Even the AGP bus is evolving fast. The design operates at 66 MHz and moves 4 bytes/clock cycle or 267 Mbytes/sec. The next version that’s on most Intel-based computers mentioned in this article runs at 534 Mbytes/sec. Watch for the AGP Pro in upcoming 450-MHz systems says Barry Luck, a development engineer with IBM’s IntelliStation group in Raleigh. “It’ll have a bandwidth of about 1,068 Mbytes/sec.” This next-generation AGP will give additional power to graphic cards.
To round out many of the Intel-based systems, Ultra SCSI hard drives will be running close to 10,000 rpm and capable of spitting out data at 80 Mbytes/sec.
A glance at the available systems might suggest that they’re all alike. That’s not true. Companies such as Sun, HP, Compaq, Intergraph, SGI, and IBM build their own motherboards which lets them tweak their systems for performance advantages. For another perspective on performance, check out www.specbench.org/gpc/opc/opc.cdrs.summary.performance.html. The accompanying boxes detail a few systems configurations.
Ultra 60 tuned to 3D modeling and prototyping
The UltraSparc II processor and Ultra Port Architecture crossbar technology supports a 64-bit, 66-MHz PCI I/O bus. The computer has double the components and double the capacity for better overall performance and greater flexibility.
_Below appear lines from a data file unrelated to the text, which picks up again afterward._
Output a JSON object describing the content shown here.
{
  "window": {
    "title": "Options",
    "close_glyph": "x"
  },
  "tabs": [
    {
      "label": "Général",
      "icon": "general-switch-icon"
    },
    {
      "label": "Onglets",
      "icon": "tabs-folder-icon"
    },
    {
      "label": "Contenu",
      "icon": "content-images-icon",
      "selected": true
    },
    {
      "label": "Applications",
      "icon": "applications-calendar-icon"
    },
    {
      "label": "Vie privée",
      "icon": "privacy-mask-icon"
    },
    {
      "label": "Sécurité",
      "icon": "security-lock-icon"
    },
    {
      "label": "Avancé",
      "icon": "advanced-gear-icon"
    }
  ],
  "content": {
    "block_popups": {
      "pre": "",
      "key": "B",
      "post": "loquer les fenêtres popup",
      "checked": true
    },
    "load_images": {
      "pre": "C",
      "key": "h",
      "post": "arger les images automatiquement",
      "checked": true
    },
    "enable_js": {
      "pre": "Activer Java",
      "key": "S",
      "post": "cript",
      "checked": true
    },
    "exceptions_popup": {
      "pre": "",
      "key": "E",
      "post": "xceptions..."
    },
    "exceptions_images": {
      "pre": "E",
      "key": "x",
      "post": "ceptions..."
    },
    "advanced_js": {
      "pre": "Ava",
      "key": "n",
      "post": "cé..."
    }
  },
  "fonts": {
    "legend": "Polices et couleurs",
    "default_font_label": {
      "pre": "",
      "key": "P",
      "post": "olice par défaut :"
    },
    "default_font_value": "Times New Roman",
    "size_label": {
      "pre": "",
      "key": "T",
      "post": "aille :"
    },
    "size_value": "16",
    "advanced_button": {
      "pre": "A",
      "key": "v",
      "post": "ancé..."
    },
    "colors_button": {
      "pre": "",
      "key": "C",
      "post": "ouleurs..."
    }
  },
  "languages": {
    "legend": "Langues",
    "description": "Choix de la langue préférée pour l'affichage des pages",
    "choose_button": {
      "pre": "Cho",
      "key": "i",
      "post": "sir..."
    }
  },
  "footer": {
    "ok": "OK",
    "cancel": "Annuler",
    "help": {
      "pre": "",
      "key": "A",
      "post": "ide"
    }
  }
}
In addition to the two 360-MHz processors, the system also sports two disk bays, two UPA (Ultra Port Architecture) accelerated graphic ports, two PCI channels, two Ultra SCSI channels (internal and external), 2-Mbytes external cache, and 2 Gbytes of memory. CPU data paths are 144-bits wide with 128 bits for data and 16 bits for EDD. The Ultra 60 runs the UPA at 120 MHz (up to 1.9 Gbytes/sec throughput) to support the processors.